Risque de communautarisme et essentialisation
La question était de savoir si le voile n’est pas un risque de créer de l’animosité envers la communauté musulmane, dans une société dans laquelle on dénonce et on a peur du communautarisme. Ce que je dénonce c’est que dans de nombreux débats, on a tendance à beaucoup trop souvent oublier que la plus grande majorité des femmes voilées sont françaises, elles font partie de la communauté française, elles respectent les lois républicaines et que pour l’écrasante majorité, elles ne représentent pas, enfin nous ne représentons pas, un danger pour la France. Nous faisons partie de la communauté française. Il devient de plus en plus dangereux de faire des amalgames entre le voile et le communautarisme, car cela entraîne et nourrit la peur de l’autre, et donc, ce communautarisme que l’on cherche tant à éviter. Vous êtes-vous demandé ce qu’une femme voilée pouvait ressentir lorsqu’elle allume la télévision et voit qu’il y a plus de 90 débats autour de ce choix qu’elle a fait, et qu’on lui explique que ce voile qu’elle porte sur la tête, et qui fait partie intégrante de son identité, n’est pas souhaitable en France ? Sans parler d’une personne qui n’est pas musulmane, et qui elle aussi allume sa télé, et a face à elle les mêmes débats, où l’on insinue que le voile est un problème en France.

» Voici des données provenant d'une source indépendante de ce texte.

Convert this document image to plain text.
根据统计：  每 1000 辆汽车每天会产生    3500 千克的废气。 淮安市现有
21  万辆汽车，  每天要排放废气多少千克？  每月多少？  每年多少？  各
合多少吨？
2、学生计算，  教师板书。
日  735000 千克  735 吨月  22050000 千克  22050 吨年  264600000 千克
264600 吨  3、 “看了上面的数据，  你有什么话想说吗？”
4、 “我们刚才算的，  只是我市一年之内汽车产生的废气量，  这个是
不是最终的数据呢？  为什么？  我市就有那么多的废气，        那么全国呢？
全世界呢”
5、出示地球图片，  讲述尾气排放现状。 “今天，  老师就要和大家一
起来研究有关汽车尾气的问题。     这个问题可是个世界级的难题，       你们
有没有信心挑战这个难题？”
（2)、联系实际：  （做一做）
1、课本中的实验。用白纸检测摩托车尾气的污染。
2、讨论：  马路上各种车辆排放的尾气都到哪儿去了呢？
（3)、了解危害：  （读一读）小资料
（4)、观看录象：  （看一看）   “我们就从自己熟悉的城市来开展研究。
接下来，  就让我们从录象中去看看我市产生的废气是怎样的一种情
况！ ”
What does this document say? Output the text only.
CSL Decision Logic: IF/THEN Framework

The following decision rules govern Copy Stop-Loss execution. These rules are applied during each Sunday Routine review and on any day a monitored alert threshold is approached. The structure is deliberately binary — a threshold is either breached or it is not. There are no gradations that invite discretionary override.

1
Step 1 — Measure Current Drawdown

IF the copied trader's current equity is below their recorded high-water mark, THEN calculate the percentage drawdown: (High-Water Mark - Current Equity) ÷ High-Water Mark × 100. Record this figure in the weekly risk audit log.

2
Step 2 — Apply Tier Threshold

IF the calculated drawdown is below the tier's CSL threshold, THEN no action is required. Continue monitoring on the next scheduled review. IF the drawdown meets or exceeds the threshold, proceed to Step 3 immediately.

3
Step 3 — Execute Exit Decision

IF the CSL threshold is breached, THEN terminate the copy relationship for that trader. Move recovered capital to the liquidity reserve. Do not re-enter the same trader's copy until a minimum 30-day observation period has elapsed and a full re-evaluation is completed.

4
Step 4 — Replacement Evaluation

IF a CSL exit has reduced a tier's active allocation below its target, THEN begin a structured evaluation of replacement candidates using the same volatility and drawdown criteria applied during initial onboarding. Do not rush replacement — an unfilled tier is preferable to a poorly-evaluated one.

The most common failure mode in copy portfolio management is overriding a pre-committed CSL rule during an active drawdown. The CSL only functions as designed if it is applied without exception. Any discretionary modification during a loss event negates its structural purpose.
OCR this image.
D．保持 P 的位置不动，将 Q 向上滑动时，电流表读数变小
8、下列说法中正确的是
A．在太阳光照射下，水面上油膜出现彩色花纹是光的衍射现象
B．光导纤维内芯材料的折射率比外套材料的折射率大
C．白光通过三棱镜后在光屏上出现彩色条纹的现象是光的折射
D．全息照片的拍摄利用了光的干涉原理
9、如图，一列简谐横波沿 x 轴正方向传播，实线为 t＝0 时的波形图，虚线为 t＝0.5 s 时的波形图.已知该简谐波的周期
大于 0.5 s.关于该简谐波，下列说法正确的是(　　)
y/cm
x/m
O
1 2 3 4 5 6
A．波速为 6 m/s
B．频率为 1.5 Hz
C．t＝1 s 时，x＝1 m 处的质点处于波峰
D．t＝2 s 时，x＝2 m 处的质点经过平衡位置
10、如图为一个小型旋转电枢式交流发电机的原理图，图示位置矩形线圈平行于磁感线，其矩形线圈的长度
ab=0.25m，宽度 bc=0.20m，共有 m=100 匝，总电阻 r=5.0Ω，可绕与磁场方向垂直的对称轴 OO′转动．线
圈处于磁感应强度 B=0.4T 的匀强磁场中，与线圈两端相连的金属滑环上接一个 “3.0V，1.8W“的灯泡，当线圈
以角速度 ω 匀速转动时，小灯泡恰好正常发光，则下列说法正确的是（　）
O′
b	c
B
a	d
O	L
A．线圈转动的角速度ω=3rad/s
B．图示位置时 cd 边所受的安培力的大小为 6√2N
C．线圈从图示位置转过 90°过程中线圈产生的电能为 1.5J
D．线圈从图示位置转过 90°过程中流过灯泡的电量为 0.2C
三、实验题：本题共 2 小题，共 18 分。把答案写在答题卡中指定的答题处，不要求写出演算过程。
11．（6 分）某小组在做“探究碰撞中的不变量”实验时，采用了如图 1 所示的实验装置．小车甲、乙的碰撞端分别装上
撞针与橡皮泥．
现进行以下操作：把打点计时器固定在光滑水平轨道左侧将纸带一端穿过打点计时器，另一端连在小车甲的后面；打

Cette dernière peut, sans s’en rendre compte, assimiler la femme musulmane voilée à une personne qui ne souhaite pas s’intégrer en France, et qui peut représenter un danger. Je pense en toute honnêteté qu’il est grand temps que l’on arrête d’alimenter le débat et que l’on comprenne que toutes ces femmes sont plus que ça, et que l’on ne peut les réduire à ce foulard. Il faut comprendre que ce n’est pas parce qu’une femme décide de porter le voile que sa personnalité a changé, elle reste toujours la même intérieurement. Ce choix ne nie en rien celle qu’elle est et ne l’empêche pas de réfléchir, elle est toujours la même si ce n’est qu’elle porte sur sa tête un voile.